'Need to Reshape India's Space Policy Amid Increased Threat Perception from China, Pak'
'Need to Reshape India's Space Policy Amid Increased Threat Perception from China, Pak'
Lt Gen Taranjit Singh, DGPP, Indian Army, said India should tap the advanced technology of space to meet its national security challenges.

New Delhi: Describing Pakistan as China's "proxy space power", a top Indian Army general on Tuesday said there was an urgent need to reshape India's space policy in view of the enhanced threat perceptions from the two neighbouring countries.

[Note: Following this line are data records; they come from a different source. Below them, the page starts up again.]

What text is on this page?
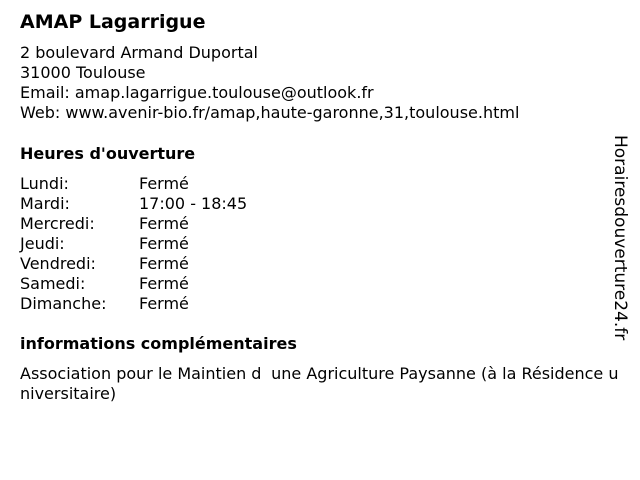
AMAP Lagarrigue
2 boulevard Armand Duportal
31000 Toulouse
Email: amap.lagarrigue.toulouse@outlook.fr
Web: www.avenir-bio.fr/amap,haute-garonne,31,toulouse.html
Heures d'ouverture
Lundi:	Fermé
Mardi:	17:00 - 18:45
Mercredi:	Fermé
Jeudi:	Fermé
Vendredi:	Fermé
Samedi:	Fermé
Dimanche: Fermé
informations complémentaires
Association pour le Maintien dune Agriculture Paysanne (à la Résidence universitaire)
Horairesdouverture24.fr
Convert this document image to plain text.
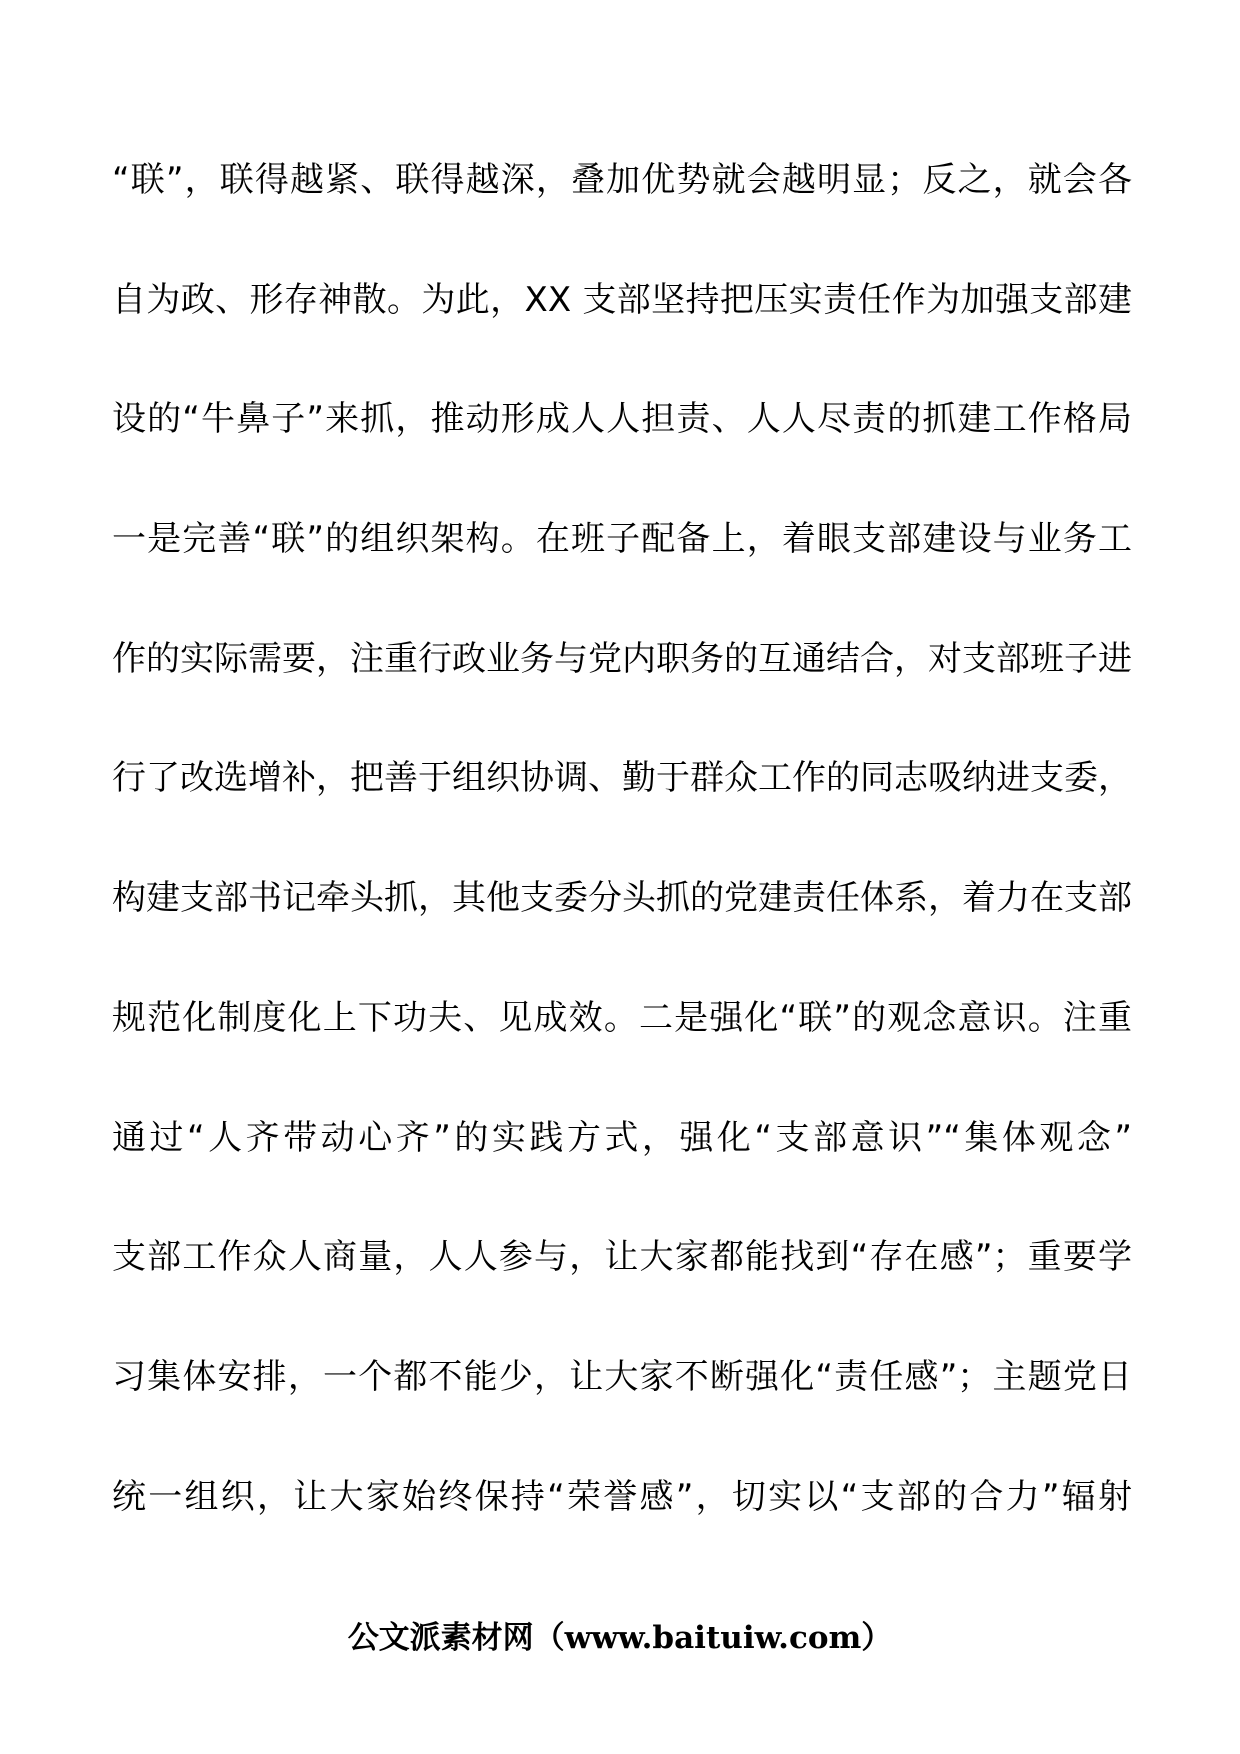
“联”，联得越紧、联得越深，叠加优势就会越明显；反之，就会各
自为政、形存神散。为此，XX 支部坚持把压实责任作为加强支部建
设的“牛鼻子”来抓，推动形成人人担责、人人尽责的抓建工作格局
一是完善“联”的组织架构。在班子配备上，着眼支部建设与业务工
作的实际需要，注重行政业务与党内职务的互通结合，对支部班子进
行了改选增补，把善于组织协调、勤于群众工作的同志吸纳进支委，
构建支部书记牵头抓，其他支委分头抓的党建责任体系，着力在支部
规范化制度化上下功夫、见成效。二是强化“联”的观念意识。注重
通过“人齐带动心齐”的实践方式，强化“支部意识”“集体观念”
支部工作众人商量，人人参与，让大家都能找到“存在感”；重要学
习集体安排，一个都不能少，让大家不断强化“责任感”；主题党日
统一组织，让大家始终保持“荣誉感”，切实以“支部的合力”辐射
公文派素材网（www.baituiw.com）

Lt Gen Taranjit Singh, DGPP, Indian Army, while delivering the spotlight speech on the second day of the 5th ORF Kalpana Chawla Annual Space Policy Dialogue, said India should tap the advanced technology of space to meet its national security challenges.

The potential of space technology should be used for not only military logistics, but also for weapons, missiles deployments in a vast geography like ours, he was quoted as saying by an Observer Research Foundation release.

Singh told the participants of the dialogue that in view of the enhanced threat perceptions from both China and Pakistan, there was an urgent need to restructure and reshape the nation's space policy.

The restructuring was needed in view of the changed security concerns because of the activities of both China and Pakistan, Singh said.

"Pakistan is the proxy space power of China," he said, adding that the recent meeting of Pakistani Prime Minister Imran Khan with Chinese President Xi Jinping, during the Border and Road Initiative (BRI) conference in Beijing, had reiterated this point.

He said that China had integrated its space programme with its security and military requirements and it had enhanced the PLA's capabilities.

Singh said the launch of niche quantum satellite by China for communication had given it edge and so there was a need for fast developing such niche satellites by India too.

He also said China's ASAT capability had enhanced India's fears over its space assets.

Earlier, Sivathanu Pillai, Distinguished Fellow, ISRO, also felt protecting and sustaining space assets had become a big challenge not only for India, but also for other space nations.

He felt this could be done only through space control and servicing the 1,700 active satellites in space to prolong its life.